We have driven the road to get here, we see the road signs pointing to Byal Izvor and to Zlatograd. We stand, shedding streams of perspiration in the unrelenting July heat. When the ceremonies and speeches are over, for us there will be respite, cool water, delicious Rhodope cuisine. For the Bulgarian Jewish men of those decades ago, there was no respite. History records that the “summer” labour camps could continue into the overtures of winter. In recent history, Nedelino has been cut off and deprived of electricity in the throes of winter. No time to be in a tent or a draughty barracks, facing another day of slave labour, another day of pickaxe and spade in the name of the roads which, Boyan Kehayov, mayor of today’s Nedelino municipality points out, we still drive on.
History bequeaths us things; roads, that we still use, however brutal their provenance. Moreover, an obligation of commemoration, an obligation of memory, an obligation to ensure that the next generation knows. In front of an assembly of residents of Nedelino who turned out to watch the ceremony, an air of solemnity about them, that last-mentioned obligation was affirmed by all.
The State of Israel’s Ambassador Irit Lilian, in a meeting at the municipal headquarters ahead of the official public ceremony, praises mayor Kehayov. He has had the courage to become the second mayor, after that of Breznik, to co-operate in the placing of a plaque commemorating the forced labour of the Bulgarian Jews all those decades ago. He has demonstrated his willingness to face the truths of history head on, honestly. In remarks repeated later at the public ceremony, ambassador Lilian expresses the hope that others, in other municipalities that were the sites of forced labour camps for Bulgarian Jews, will follow suit.
The plaque is unveiled, by the mayor, by the ambassador, by Nikolai Galabov, head of the Friends of Israel in Bulgaria “Negev” instrumental in the implementation of this project.
In the searing sunshine that beats down its heat on Nedelino this day, there is another commemoration, another part of the colourful fabric of this southern Bulgarian town, perhaps a few more than 20km from today’s Greek border, which fated the brutal construction project of those roads those decades ago. On the renovated town square, a memorial is unveiled to Nikolai Kaufman, the musicologist who encountered and was entranced by the local variations of folklore and brought them to the attention of specialists around the globe.
Kaufman, of Ashkenazi Jewish descent – he made contributions in that area as well, in his studies of musicology – is the subject of an emotional tribute by his widow Dimitrina, who said her farewells to him just last March. After detailing Kaufman’s considerable contributions to the science of musicology and the unique place of Kaufman and Nedelino within it, she verges close to losing her poise, her detailing of these achievements. “We love you, Nedelino,” she chokes.
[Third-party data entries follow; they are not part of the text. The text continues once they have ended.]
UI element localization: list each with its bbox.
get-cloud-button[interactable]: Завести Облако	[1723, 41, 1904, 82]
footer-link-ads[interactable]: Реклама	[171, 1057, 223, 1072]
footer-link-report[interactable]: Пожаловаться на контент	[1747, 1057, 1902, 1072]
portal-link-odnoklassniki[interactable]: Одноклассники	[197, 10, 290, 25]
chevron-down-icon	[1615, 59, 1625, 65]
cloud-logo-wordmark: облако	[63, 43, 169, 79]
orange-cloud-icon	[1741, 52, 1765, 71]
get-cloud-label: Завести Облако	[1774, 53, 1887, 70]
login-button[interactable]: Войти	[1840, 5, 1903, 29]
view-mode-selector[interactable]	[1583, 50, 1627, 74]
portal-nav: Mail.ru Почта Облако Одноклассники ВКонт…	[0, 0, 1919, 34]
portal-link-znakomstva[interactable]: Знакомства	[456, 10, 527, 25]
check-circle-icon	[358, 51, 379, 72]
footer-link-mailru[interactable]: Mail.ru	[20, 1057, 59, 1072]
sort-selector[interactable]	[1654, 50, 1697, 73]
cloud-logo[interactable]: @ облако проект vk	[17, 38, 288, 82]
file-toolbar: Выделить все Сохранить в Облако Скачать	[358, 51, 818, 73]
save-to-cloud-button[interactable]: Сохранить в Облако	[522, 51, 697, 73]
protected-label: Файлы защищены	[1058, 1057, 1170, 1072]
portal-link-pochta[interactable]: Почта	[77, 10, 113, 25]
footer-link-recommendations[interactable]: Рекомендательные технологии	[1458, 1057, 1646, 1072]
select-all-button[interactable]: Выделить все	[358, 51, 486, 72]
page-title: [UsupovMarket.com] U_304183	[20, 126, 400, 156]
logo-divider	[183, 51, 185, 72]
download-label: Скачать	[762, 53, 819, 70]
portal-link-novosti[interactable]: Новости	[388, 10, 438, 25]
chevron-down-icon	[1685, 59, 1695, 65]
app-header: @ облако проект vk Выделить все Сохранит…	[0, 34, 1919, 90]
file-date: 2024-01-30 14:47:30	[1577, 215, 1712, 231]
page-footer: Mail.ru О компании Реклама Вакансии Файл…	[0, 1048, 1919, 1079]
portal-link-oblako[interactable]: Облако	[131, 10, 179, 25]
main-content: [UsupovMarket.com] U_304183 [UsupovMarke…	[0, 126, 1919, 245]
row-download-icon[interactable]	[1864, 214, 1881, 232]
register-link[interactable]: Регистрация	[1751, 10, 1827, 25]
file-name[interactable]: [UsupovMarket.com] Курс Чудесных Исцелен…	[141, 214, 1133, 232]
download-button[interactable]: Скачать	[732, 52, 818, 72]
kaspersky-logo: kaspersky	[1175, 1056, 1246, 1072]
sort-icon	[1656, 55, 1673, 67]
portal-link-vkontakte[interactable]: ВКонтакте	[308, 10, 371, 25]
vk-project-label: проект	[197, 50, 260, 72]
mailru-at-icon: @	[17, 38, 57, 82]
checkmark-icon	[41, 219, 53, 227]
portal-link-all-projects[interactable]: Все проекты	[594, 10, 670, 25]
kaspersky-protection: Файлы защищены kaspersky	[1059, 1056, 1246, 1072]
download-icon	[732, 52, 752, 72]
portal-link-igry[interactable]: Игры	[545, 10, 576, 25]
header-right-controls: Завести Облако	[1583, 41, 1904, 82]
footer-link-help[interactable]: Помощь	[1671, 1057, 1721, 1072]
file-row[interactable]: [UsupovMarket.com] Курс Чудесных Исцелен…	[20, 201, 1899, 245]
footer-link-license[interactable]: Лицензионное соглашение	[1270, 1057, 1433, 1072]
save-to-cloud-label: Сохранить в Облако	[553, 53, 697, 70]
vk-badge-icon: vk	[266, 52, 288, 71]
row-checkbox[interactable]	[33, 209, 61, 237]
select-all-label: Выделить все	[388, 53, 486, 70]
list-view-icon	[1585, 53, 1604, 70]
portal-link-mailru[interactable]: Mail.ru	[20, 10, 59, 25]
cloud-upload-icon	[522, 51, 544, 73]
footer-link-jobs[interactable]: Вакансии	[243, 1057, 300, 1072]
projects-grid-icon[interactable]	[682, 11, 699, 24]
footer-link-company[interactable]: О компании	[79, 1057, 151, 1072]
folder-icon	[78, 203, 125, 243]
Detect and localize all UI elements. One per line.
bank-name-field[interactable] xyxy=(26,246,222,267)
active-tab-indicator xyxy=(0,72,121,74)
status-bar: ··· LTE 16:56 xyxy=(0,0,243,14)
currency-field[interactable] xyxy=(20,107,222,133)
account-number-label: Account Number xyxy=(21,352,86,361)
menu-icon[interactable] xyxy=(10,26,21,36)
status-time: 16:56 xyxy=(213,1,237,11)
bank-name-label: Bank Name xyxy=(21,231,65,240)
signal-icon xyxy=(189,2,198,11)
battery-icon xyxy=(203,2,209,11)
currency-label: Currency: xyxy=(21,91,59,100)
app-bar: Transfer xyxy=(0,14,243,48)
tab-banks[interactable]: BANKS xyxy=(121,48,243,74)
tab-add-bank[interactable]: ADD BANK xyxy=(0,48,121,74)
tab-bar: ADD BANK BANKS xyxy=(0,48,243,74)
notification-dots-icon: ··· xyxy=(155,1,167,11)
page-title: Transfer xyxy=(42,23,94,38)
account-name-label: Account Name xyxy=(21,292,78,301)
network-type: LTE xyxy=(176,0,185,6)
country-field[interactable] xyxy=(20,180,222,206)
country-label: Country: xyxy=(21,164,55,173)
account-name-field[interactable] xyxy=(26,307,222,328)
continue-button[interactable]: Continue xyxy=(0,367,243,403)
Moments after his memorial is unveiled, she leans in to place a kiss on the effigy of her late husband.
There they stand now, those monuments to the inmates of the labour camps to which Bulgarian Jews were forced, and the musicologist who made his contribution not only to a local but also to a global culture. Affixed to the wall is a painting depicting forced labour at the Nedelino camp.
There is a road that runs from Nedelino, and in the words of that writer, it is lovely beyond all singing of it. Ceremonies over, our car makes its winding way towards Sofia. We turn right, to do so; there is a sign to the left: “Byal Izvor 18km”. In the phrase of Holocaust remembrance, we look on that modern sign, and: We Remember.